Esta era, portanto, a forma inicial da hipótese levantada por Lovelock e Margulis. Interessantes artigos sobre o tema podem ser encontrados aqui, aqui e aqui. O nome Gaia também tem sua explicação. Enquanto andava pelos campos na região onde morava em Wilshire, na Inglaterra, o Dr. Lovelock expôs sua hipótese ao seu vizinho e novelista William Golding, que sugeriu o nome Gaia para este grande organismo, inspirado na deusa grega que, segundo a lenda, salvou o mundo vivo do caos. Uma vez divulgada, a hipótese passou a arregimentar hordas de seguidores de um lado e detratores de outro. Enquanto uns acham tudo uma maluquice, outros chegaram a fazer culto ao ser planetário, criando uma aura de idolatria e veneração.

Fato é que toda vida em nosso planeta é um sistema espaço-temporal sem fronteiras bem definidas. Preservar o meio ambiente, através da conservação de blocos de biodiversidade, antes que eles se transformem em arranha-céus e estacionamentos asfaltados, é uma forma de aumentar as possibilidades de que o gênero humano sobreviva rumo ao futuro. Este futuro é bastante indefinido, pois algumas espécies não se extinguem simplesmente, mas sim se atenuam e se reintegram em novas formas e padrões. No caso da Humanidade, parece que ela foi presenteada com uma oportunidade, bem rara na história evolucional, de participar ativamente do destino do organismo maior que a hospeda.

Gaia teria a capacidade de crescer, evoluir e responder a eventuais agressões externas. Os indivíduos que nela habitam, ou seja, vegetais, animais e seres humanos, seriam também integrantes da consciência planetária da Terra. Com o progresso da Humanidade, por exemplo, refinar-se-ia o estado de consciência do próprio planeta. No momento em que surgem a internet e a web, essa nossa conhecida rede mundial de conhecimento e troca de informações interligando milhões de humanos, Gaia também se eleva evolutivamente. Numa recente palestra que proferiu na Universidade Anhembi Morumbi, em São Paulo, o filósofo francês Pierre Lévy mencionou esta fascinante teoria, dando como exemplo o movimento ecológico em escala mundial. Ele considera que a Terra teria surgido como um grande corpo sem vida e que, por algum processo ainda desconhecido, teria sido salpicado por formas de vida cada vez mais complexas. Com o aparecimento do homem e com o surgimento das conseqüências de sua ocupação muitas vezes predatória, o organismo Gaia precisaria de uma forma de se auto-preservar. Se os habitantes da Terra se interligam usando algo como a web e se esta teia coletiva planetária contribui para mudar os rumos da destruição ambiental, então é a própria Gaia que está se defendendo.

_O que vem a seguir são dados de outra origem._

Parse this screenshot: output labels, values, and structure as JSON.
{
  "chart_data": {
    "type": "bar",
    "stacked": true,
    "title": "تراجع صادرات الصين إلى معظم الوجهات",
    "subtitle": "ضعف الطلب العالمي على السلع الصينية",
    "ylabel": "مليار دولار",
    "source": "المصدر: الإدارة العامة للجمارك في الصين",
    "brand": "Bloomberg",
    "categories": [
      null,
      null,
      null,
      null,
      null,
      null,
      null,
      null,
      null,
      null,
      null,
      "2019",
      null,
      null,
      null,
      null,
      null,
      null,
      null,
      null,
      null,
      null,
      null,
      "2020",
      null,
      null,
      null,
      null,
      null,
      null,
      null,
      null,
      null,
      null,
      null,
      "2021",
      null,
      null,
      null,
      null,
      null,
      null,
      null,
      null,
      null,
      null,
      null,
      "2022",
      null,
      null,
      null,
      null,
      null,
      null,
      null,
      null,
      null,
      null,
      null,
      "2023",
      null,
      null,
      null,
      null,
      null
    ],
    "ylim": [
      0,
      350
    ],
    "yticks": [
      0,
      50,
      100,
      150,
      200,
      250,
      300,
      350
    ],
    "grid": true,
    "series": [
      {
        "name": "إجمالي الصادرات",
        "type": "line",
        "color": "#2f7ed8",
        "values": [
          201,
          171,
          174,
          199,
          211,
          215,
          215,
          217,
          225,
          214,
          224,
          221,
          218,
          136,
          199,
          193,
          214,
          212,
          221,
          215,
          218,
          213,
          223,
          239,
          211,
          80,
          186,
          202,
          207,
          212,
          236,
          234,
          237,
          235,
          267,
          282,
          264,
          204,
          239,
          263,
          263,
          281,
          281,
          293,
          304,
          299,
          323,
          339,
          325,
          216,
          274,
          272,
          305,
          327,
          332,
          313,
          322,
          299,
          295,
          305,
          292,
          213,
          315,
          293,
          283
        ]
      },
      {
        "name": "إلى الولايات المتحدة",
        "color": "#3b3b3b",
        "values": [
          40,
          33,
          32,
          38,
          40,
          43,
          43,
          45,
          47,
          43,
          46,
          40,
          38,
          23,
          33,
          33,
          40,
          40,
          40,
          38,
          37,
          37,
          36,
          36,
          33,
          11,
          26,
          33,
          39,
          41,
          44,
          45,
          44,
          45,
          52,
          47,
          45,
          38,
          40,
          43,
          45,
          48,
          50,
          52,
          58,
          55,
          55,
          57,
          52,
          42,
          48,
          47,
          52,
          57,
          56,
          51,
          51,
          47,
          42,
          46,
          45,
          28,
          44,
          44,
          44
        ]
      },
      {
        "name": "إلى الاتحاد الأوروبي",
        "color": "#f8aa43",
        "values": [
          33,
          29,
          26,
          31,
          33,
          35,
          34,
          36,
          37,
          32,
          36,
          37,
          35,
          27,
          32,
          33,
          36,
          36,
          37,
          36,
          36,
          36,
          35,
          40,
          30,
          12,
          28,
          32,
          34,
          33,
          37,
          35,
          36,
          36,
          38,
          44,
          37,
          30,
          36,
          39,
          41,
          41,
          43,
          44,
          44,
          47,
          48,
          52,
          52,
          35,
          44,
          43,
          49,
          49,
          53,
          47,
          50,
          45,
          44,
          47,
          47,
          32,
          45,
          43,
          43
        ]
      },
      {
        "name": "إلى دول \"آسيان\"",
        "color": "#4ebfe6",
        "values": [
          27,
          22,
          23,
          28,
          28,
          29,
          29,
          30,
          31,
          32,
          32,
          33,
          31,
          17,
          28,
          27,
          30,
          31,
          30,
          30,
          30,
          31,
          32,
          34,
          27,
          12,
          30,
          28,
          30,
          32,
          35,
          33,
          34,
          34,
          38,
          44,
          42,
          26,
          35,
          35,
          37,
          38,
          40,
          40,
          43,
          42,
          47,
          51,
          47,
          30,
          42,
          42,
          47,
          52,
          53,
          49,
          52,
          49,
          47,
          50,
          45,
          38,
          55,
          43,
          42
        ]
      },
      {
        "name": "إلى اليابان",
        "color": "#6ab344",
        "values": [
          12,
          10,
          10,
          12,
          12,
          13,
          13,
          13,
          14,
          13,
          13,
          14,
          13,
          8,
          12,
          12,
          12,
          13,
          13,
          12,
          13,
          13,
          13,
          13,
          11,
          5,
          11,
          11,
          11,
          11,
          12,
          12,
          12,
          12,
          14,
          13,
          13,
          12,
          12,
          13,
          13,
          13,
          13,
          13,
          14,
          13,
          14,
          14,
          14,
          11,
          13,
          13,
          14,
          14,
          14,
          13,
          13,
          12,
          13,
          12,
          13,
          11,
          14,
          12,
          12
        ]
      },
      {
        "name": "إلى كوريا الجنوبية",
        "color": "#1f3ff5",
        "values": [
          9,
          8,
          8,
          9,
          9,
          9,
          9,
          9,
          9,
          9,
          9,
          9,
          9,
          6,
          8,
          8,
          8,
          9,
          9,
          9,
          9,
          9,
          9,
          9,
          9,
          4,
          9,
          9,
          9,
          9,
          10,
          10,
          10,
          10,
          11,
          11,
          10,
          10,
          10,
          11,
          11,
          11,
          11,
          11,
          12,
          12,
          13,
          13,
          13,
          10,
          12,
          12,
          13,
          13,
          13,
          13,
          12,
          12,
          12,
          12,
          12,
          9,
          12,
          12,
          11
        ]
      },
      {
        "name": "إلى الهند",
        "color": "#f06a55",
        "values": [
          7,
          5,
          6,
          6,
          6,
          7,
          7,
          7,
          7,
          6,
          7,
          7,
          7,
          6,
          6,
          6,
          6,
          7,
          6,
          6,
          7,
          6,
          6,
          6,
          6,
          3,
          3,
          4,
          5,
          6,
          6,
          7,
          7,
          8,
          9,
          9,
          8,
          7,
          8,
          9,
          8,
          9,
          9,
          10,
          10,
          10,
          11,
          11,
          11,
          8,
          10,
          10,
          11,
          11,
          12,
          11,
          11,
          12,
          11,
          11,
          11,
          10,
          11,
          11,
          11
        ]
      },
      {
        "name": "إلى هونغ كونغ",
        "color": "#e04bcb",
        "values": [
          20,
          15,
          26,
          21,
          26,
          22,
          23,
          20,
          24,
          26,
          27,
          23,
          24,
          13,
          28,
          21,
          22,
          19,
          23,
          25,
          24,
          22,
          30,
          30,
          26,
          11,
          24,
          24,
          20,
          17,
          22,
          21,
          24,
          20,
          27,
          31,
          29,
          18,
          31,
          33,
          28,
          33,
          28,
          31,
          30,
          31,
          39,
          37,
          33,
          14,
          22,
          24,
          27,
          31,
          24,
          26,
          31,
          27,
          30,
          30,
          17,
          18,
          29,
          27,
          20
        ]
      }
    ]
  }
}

Outra consideração interessante é o fato de que o espaço virtual produzido pela internet emula de algum modo o planeta que o acolhe. O ciberespaço é composto por empresas, internautas, servidores, vírus, terminais, backbones, entidades e governos, da mesma forma que o espaço terrestre real é composto pelos oceanos, minerais, atmosfera, vegetação, fauna, bactérias, etc. Portanto, se Gaia é um ser único cuja soma de elementos interconectados influencia o comportamento e a evolução de tudo que o circunda, o mesmo se aplica ao espaço virtual da internet. É claro que a web não é uma entidade única, mas sim o somatório das decisões individuais dos internautas, que acabam determinando um perfil médio. Os estudiosos do comportamento humano plugado não sabiam disso, mas descobriram com a prática que há um considerável grau de previsibilidade estatística com relação às reações coletivas da massa internauta.

Só nos resta torcer para que os grandes interesses corporativos não alterem demais os rumos evolucionais da grande rede e que não desvirtuem a nobre tendência que se configura, no sentido de proporcionar à grande massa de internautas a chance de construir um projeto de civilização futura baseada numa inteligência coletiva planetária.